Microsatellite loci were quite variable in their utility to identify Landes A. m. mellifera in relation to other populations. While the suite of loci analyzed easily discriminated the Landes population from the Buckfast hybrid and Ille-sur-Tet A. m. mellifera populations, we did not detect significant differences in allele frequencies between the ecotypic and non-ecotypic Landes colonies, supporting the conclusion that the two groups represent one population. Although some loci express nearly fixed differences between Buckfast and Landes colonies, there were no such differences between the Landes honey bees and the Ille-sur-Tet honey bees. This indicates that while allele frequency differences exist at the population level, the 10 microsatellite loci we used are not fully diagnostic within A. m. mellifera. The microsatellites screened provide an additional method of removing colonies with significant C lineage nuclear DNA, that have non-C lineage mitochondrial haplotypes but better resolution within A. m. mellifera would require different loci.
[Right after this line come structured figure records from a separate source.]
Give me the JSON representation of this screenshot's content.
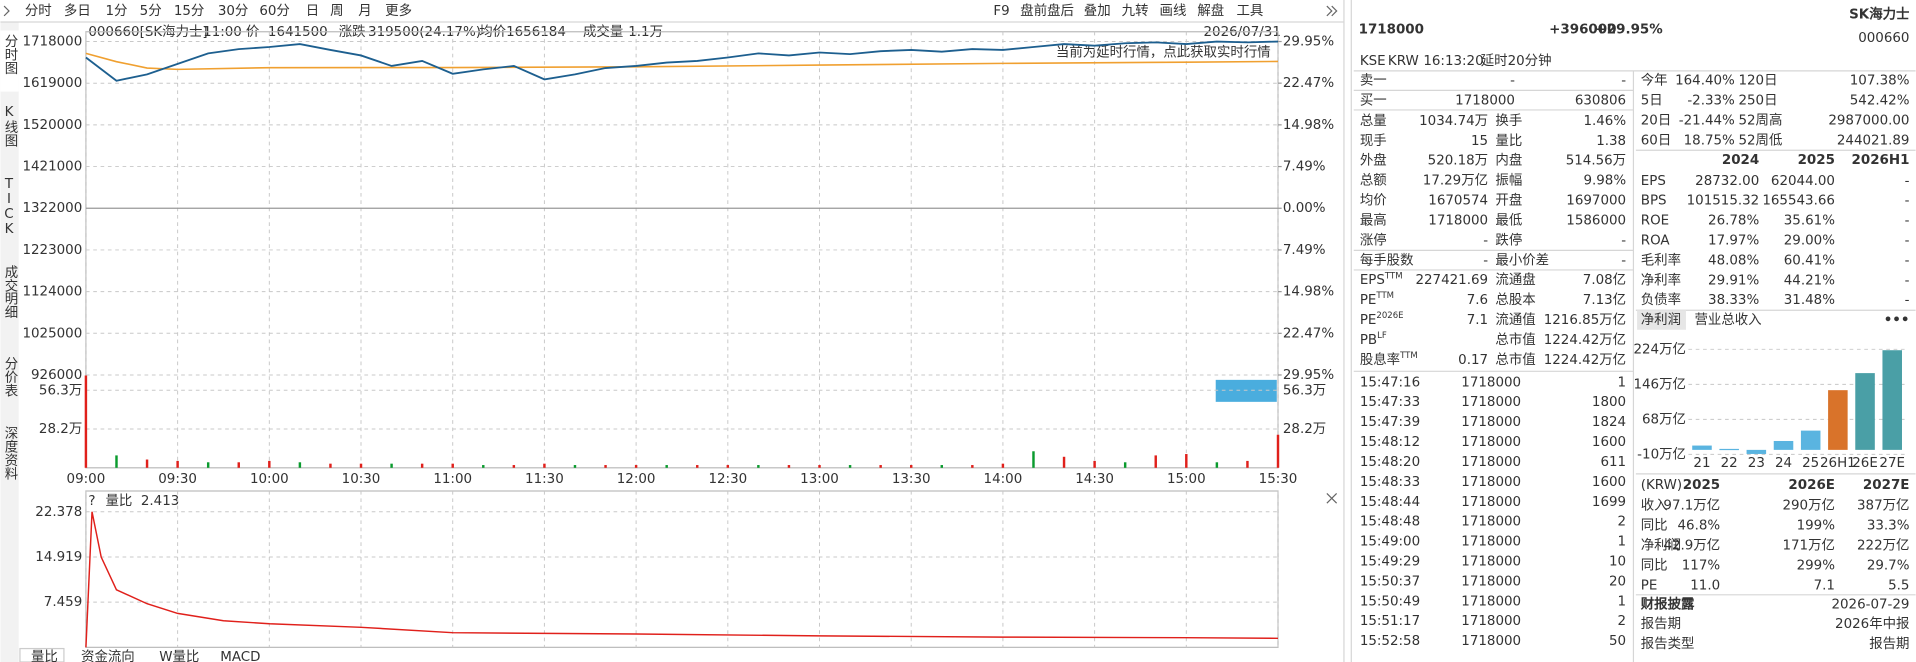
{
  "toolbar": {
    "left": [
      "分时",
      "多日",
      "1分",
      "5分",
      "15分",
      "30分",
      "60分",
      "日",
      "周",
      "月",
      "更多"
    ],
    "right": [
      "F9",
      "盘前盘后",
      "叠加",
      "九转",
      "画线",
      "解盘",
      "工具"
    ]
  },
  "side_tabs": [
    "分时图",
    "K线图",
    "TICK",
    "成交明细",
    "分价表",
    "深度资料"
  ],
  "info_bar": {
    "code": "000660[SK海力士]",
    "time": "11:00",
    "price_label": "价",
    "price": "1641500",
    "change_label": "涨跌",
    "change": "319500(24.17%)",
    "avg_label": "均价",
    "avg": "1656184",
    "vol_label": "成交量",
    "vol": "1.1万",
    "date": "2026/07/31"
  },
  "notice": "当前为延时行情，点此获取实时行情",
  "price_chart": {
    "xlim": [
      "09:00",
      "15:30"
    ],
    "xticks": [
      "09:00",
      "09:30",
      "10:00",
      "10:30",
      "11:00",
      "11:30",
      "12:00",
      "12:30",
      "13:00",
      "13:30",
      "14:00",
      "14:30",
      "15:00",
      "15:30"
    ],
    "ylim": [
      926000,
      1718000
    ],
    "yticks": [
      1718000,
      1619000,
      1520000,
      1421000,
      1322000,
      1223000,
      1124000,
      1025000,
      926000
    ],
    "pct_lim": [
      -29.95,
      29.95
    ],
    "pct_ticks": [
      {
        "value": 29.95,
        "label": "29.95%"
      },
      {
        "value": 22.47,
        "label": "22.47%"
      },
      {
        "value": 14.98,
        "label": "14.98%"
      },
      {
        "value": 7.49,
        "label": "7.49%"
      },
      {
        "value": 0,
        "label": "0.00%"
      },
      {
        "value": -7.49,
        "label": "7.49%"
      },
      {
        "value": -14.98,
        "label": "14.98%"
      },
      {
        "value": -22.47,
        "label": "22.47%"
      },
      {
        "value": -29.95,
        "label": "29.95%"
      }
    ],
    "x": [
      "09:00",
      "09:10",
      "09:20",
      "09:30",
      "09:40",
      "09:50",
      "10:00",
      "10:10",
      "10:20",
      "10:30",
      "10:40",
      "10:50",
      "11:00",
      "11:10",
      "11:20",
      "11:30",
      "11:40",
      "11:50",
      "12:00",
      "12:10",
      "12:20",
      "12:30",
      "12:40",
      "12:50",
      "13:00",
      "13:10",
      "13:20",
      "13:30",
      "13:40",
      "13:50",
      "14:00",
      "14:10",
      "14:20",
      "14:30",
      "14:40",
      "14:50",
      "15:00",
      "15:10",
      "15:20",
      "15:30"
    ],
    "price_line": {
      "color": "#1d5f8f",
      "values": [
        1680000,
        1625000,
        1640000,
        1665000,
        1690000,
        1700000,
        1705000,
        1712000,
        1698000,
        1685000,
        1660000,
        1672000,
        1641500,
        1652000,
        1660000,
        1628000,
        1640000,
        1655000,
        1660000,
        1668000,
        1672000,
        1680000,
        1690000,
        1685000,
        1692000,
        1688000,
        1695000,
        1698000,
        1694000,
        1700000,
        1698000,
        1705000,
        1712000,
        1708000,
        1714000,
        1716000,
        1712000,
        1718000,
        1716000,
        1718000
      ]
    },
    "avg_line": {
      "color": "#f0a030",
      "x": [
        "09:00",
        "09:10",
        "09:20",
        "09:30",
        "10:00",
        "11:00",
        "12:00",
        "13:00",
        "14:00",
        "15:00",
        "15:30"
      ],
      "values": [
        1690000,
        1670000,
        1655000,
        1652000,
        1656000,
        1656184,
        1658000,
        1662000,
        1666000,
        1669000,
        1670574
      ]
    },
    "volume": {
      "ylim": [
        0,
        67.4
      ],
      "yticks": [
        {
          "value": 56.3,
          "label": "56.3万"
        },
        {
          "value": 28.2,
          "label": "28.2万"
        }
      ],
      "up_color": "#e0201b",
      "down_color": "#0a9b2e",
      "values": [
        67,
        9,
        6,
        5,
        4,
        4,
        5,
        4,
        3,
        3,
        3,
        3,
        3,
        2,
        2,
        3,
        2,
        2,
        2,
        2,
        2,
        2,
        2,
        2,
        2,
        2,
        2,
        2,
        2,
        2,
        3,
        12,
        8,
        5,
        4,
        9,
        10,
        4,
        5,
        24
      ]
    }
  },
  "ratio_chart": {
    "help": "?",
    "title": "量比",
    "value": "2.413",
    "color": "#e0201b",
    "ylim": [
      0,
      22.378
    ],
    "yticks": [
      22.378,
      14.919,
      7.459
    ],
    "x": [
      "09:00",
      "09:02",
      "09:05",
      "09:10",
      "09:20",
      "09:30",
      "09:45",
      "10:00",
      "10:30",
      "11:00",
      "11:30",
      "12:00",
      "13:00",
      "14:00",
      "15:00",
      "15:30"
    ],
    "values": [
      0,
      22.378,
      14.9,
      9.5,
      7.2,
      5.6,
      4.4,
      3.9,
      3.3,
      2.413,
      2.3,
      2.2,
      1.9,
      1.7,
      1.6,
      1.5
    ]
  },
  "bottom_tabs": [
    "量比",
    "资金流向",
    "W量比",
    "MACD"
  ],
  "quote": {
    "price": "1718000",
    "change": "+396000",
    "pct": "+29.95%",
    "name": "SK海力士",
    "code": "000660",
    "exchange": "KSE",
    "currency": "KRW",
    "time": "16:13:20",
    "delay": "延时20分钟"
  },
  "order_book": [
    [
      "卖一",
      "-",
      "-"
    ],
    [
      "买一",
      "1718000",
      "630806"
    ]
  ],
  "stats": [
    [
      "总量",
      "1034.74万",
      "换手",
      "1.46%"
    ],
    [
      "现手",
      "15",
      "量比",
      "1.38"
    ],
    [
      "外盘",
      "520.18万",
      "内盘",
      "514.56万"
    ],
    [
      "总额",
      "17.29万亿",
      "振幅",
      "9.98%"
    ],
    [
      "均价",
      "1670574",
      "开盘",
      "1697000"
    ],
    [
      "最高",
      "1718000",
      "最低",
      "1586000"
    ],
    [
      "涨停",
      "-",
      "跌停",
      "-"
    ],
    [
      "每手股数",
      "-",
      "最小价差",
      "-"
    ],
    [
      [
        "EPS",
        "TTM"
      ],
      "227421.69",
      "流通盘",
      "7.08亿"
    ],
    [
      [
        "PE",
        "TTM"
      ],
      "7.6",
      "总股本",
      "7.13亿"
    ],
    [
      [
        "PE",
        "2026E"
      ],
      "7.1",
      "流通值",
      "1216.85万亿"
    ],
    [
      [
        "PB",
        "LF"
      ],
      null,
      "总市值",
      "1224.42万亿"
    ],
    [
      [
        "股息率",
        "TTM"
      ],
      "0.17",
      "总市值",
      "1224.42万亿"
    ]
  ],
  "trades": [
    [
      "15:47:16",
      "1718000",
      "1"
    ],
    [
      "15:47:33",
      "1718000",
      "1800"
    ],
    [
      "15:47:39",
      "1718000",
      "1824"
    ],
    [
      "15:48:12",
      "1718000",
      "1600"
    ],
    [
      "15:48:20",
      "1718000",
      "611"
    ],
    [
      "15:48:33",
      "1718000",
      "1600"
    ],
    [
      "15:48:44",
      "1718000",
      "1699"
    ],
    [
      "15:48:48",
      "1718000",
      "2"
    ],
    [
      "15:49:00",
      "1718000",
      "1"
    ],
    [
      "15:49:29",
      "1718000",
      "10"
    ],
    [
      "15:50:37",
      "1718000",
      "20"
    ],
    [
      "15:50:49",
      "1718000",
      "1"
    ],
    [
      "15:51:17",
      "1718000",
      "2"
    ],
    [
      "15:52:58",
      "1718000",
      "50"
    ]
  ],
  "performance": [
    [
      "今年",
      "164.40%",
      "120日",
      "107.38%"
    ],
    [
      "5日",
      "-2.33%",
      "250日",
      "542.42%"
    ],
    [
      "20日",
      "-21.44%",
      "52周高",
      "2987000.00"
    ],
    [
      "60日",
      "18.75%",
      "52周低",
      "244021.89"
    ]
  ],
  "fin_table": {
    "header": [
      "2024",
      "2025",
      "2026H1"
    ],
    "rows": [
      [
        "EPS",
        "28732.00",
        "62044.00",
        "-"
      ],
      [
        "BPS",
        "101515.32",
        "165543.66",
        "-"
      ],
      [
        "ROE",
        "26.78%",
        "35.61%",
        "-"
      ],
      [
        "ROA",
        "17.97%",
        "29.00%",
        "-"
      ],
      [
        "毛利率",
        "48.08%",
        "60.41%",
        "-"
      ],
      [
        "净利率",
        "29.91%",
        "44.21%",
        "-"
      ],
      [
        "负债率",
        "38.33%",
        "31.48%",
        "-"
      ]
    ]
  },
  "profit_chart": {
    "tabs": [
      "净利润",
      "营业总收入"
    ],
    "more": "•••",
    "categories": [
      "21",
      "22",
      "23",
      "24",
      "25",
      "26H1",
      "26E",
      "27E"
    ],
    "values": [
      9.6,
      2.2,
      -9.1,
      19.8,
      42.9,
      133,
      171,
      222
    ],
    "colors": [
      "#5ab4e0",
      "#5ab4e0",
      "#5ab4e0",
      "#5ab4e0",
      "#5ab4e0",
      "#d9732a",
      "#4a9fa6",
      "#4a9fa6"
    ],
    "ylim": [
      -10,
      224
    ],
    "yticks": [
      {
        "value": 224,
        "label": "224万亿"
      },
      {
        "value": 146,
        "label": "146万亿"
      },
      {
        "value": 68,
        "label": "68万亿"
      },
      {
        "value": -10,
        "label": "-10万亿"
      }
    ]
  },
  "forecast": {
    "header": [
      "(KRW)",
      "2025",
      "2026E",
      "2027E"
    ],
    "rows": [
      [
        "收入",
        "97.1万亿",
        "290万亿",
        "387万亿"
      ],
      [
        "同比",
        "46.8%",
        "199%",
        "33.3%"
      ],
      [
        "净利润",
        "42.9万亿",
        "171万亿",
        "222万亿"
      ],
      [
        "同比",
        "117%",
        "299%",
        "29.7%"
      ],
      [
        "PE",
        "11.0",
        "7.1",
        "5.5"
      ]
    ]
  },
  "disclosure": {
    "title": "财报披露",
    "date": "2026-07-29",
    "rows": [
      [
        "报告期",
        "2026年中报"
      ],
      [
        "报告类型",
        "报告期"
      ]
    ]
  }
}
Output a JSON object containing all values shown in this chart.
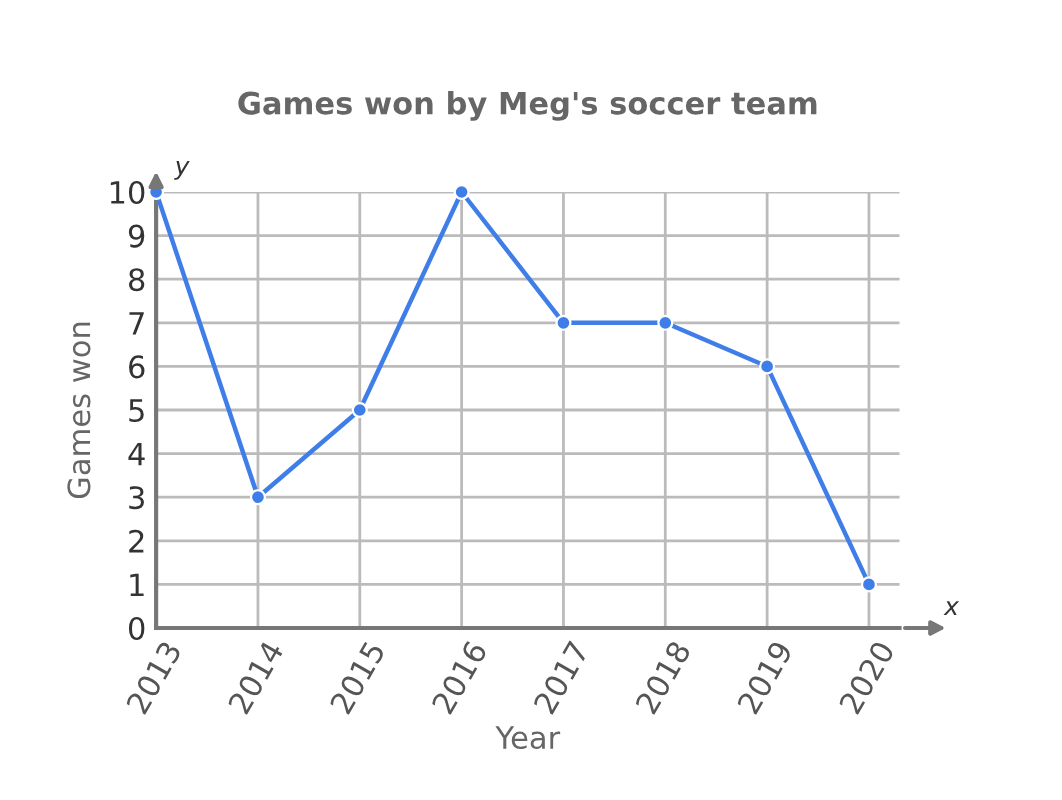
{
  "chart_data": {
    "type": "line",
    "title": "Games won by Meg's soccer team",
    "xlabel": "Year",
    "ylabel": "Games won",
    "categories": [
      "2013",
      "2014",
      "2015",
      "2016",
      "2017",
      "2018",
      "2019",
      "2020"
    ],
    "series": [
      {
        "color": "#3f7ee8",
        "values": [
          10,
          3,
          5,
          10,
          7,
          7,
          6,
          1
        ]
      }
    ],
    "ylim": [
      0,
      10
    ],
    "yticks": [
      0,
      1,
      2,
      3,
      4,
      5,
      6,
      7,
      8,
      9,
      10
    ],
    "grid": true,
    "marker": "circle",
    "line_style": "solid",
    "annotations": [
      "x",
      "y"
    ]
  }
}
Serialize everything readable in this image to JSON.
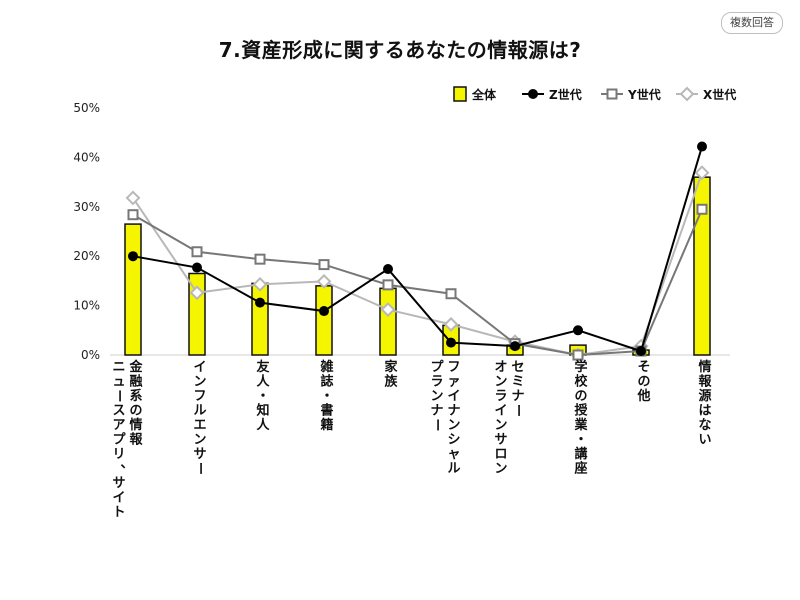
{
  "badge": "複数回答",
  "chart_data": {
    "type": "bar",
    "title": "7.資産形成に関するあなたの情報源は?",
    "ylim": [
      0,
      50
    ],
    "yticks": [
      "0%",
      "10%",
      "20%",
      "30%",
      "40%",
      "50%"
    ],
    "grid": false,
    "legend_position": "top-right",
    "categories": [
      [
        "金融系の情報",
        "ニュースアプリ、サイト"
      ],
      [
        "インフルエンサー"
      ],
      [
        "友人・知人"
      ],
      [
        "雑誌・書籍"
      ],
      [
        "家族"
      ],
      [
        "ファイナンシャル",
        "プランナー"
      ],
      [
        "セミナー",
        "オンラインサロン"
      ],
      [
        "学校の授業・講座"
      ],
      [
        "その他"
      ],
      [
        "情報源はない"
      ]
    ],
    "series": [
      {
        "name": "全体",
        "kind": "bar",
        "color": "#f5f500",
        "values": [
          26.5,
          16.5,
          14.5,
          14.0,
          13.5,
          6.0,
          2.0,
          2.0,
          1.0,
          36.0
        ]
      },
      {
        "name": "Z世代",
        "kind": "line",
        "color": "#000000",
        "marker": "circle",
        "values": [
          20.0,
          17.7,
          10.6,
          8.9,
          17.4,
          2.5,
          1.8,
          5.0,
          0.8,
          42.2
        ]
      },
      {
        "name": "Y世代",
        "kind": "line",
        "color": "#777777",
        "marker": "square",
        "values": [
          28.4,
          20.9,
          19.4,
          18.3,
          14.2,
          12.4,
          2.3,
          0.0,
          0.8,
          29.5
        ]
      },
      {
        "name": "X世代",
        "kind": "line",
        "color": "#b8b8b8",
        "marker": "diamond",
        "values": [
          31.8,
          12.6,
          14.3,
          14.9,
          9.2,
          6.2,
          2.7,
          0.0,
          1.8,
          36.9
        ]
      }
    ]
  }
}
Assignment of individual colonies to population groups based on allele frequencies did not clarify the differences between ecotypic and non-ecotypic colonies. However, this analysis did illustrate introgression between the native Landes honey bees and the introduced Buckfast hybrid at levels similar to those reported by Perrier et al. (2003). Interestingly, increasing the number of populations in the model from K = 2 to K = 3 marginally increased the fit of the model to the data (based on posterior probabilities) but, instead of separating the ecotypic and non-ecotypic Landes colonies it resulted in a subdivision of the Buckfast colony cluster. Because it seems unlikely that the Buckfast colonies that were maintained in a single apiary were two distinct populations it seems prudent to define the population structure as two groups (K = 2), the Landes ecotype and Buckfast bees. The unassigned colonies under this model represent hybrid colonies resulting from Landes bees and Buckfast bees mating. That one ecotypic colony appears to be introgressed by Buckfast alleles may indicate that the brood cycle trait used to describe the Landes ecotype is not lost quickly through introgression or that selection can maintain the trait even in a hybrid population. If it is true that selection can maintain the ecotypic trait in a hybrid population, then it is best to screen all potential breeder stock using morphology and molecular tools in addition to behavioral assays to prevent breeding from introgressed stock.

Using the morphological and molecular data of the present study, it is now possible to design a screening protocol to select colonies for any further annual brood cycle analysis. By targeting selection of potential breeder stock in the Landes, resource managers can reduce the expense of performing difficult ethological analysis on non-native colonies. Until more is known about the prevalence of the brood cycle trait in the Landes, it seems prudent to consider all the locally derived colonies that fall within the Landes cluster in both the molecular and morphological analyses to be a single population targeted for conservation. This will allow the preservation of a broad sample of the genetic diversity within the native Landes honey bees until conservation strategies are refined and more is understood about the nature of the annual brood cycle of the Landes ecotype.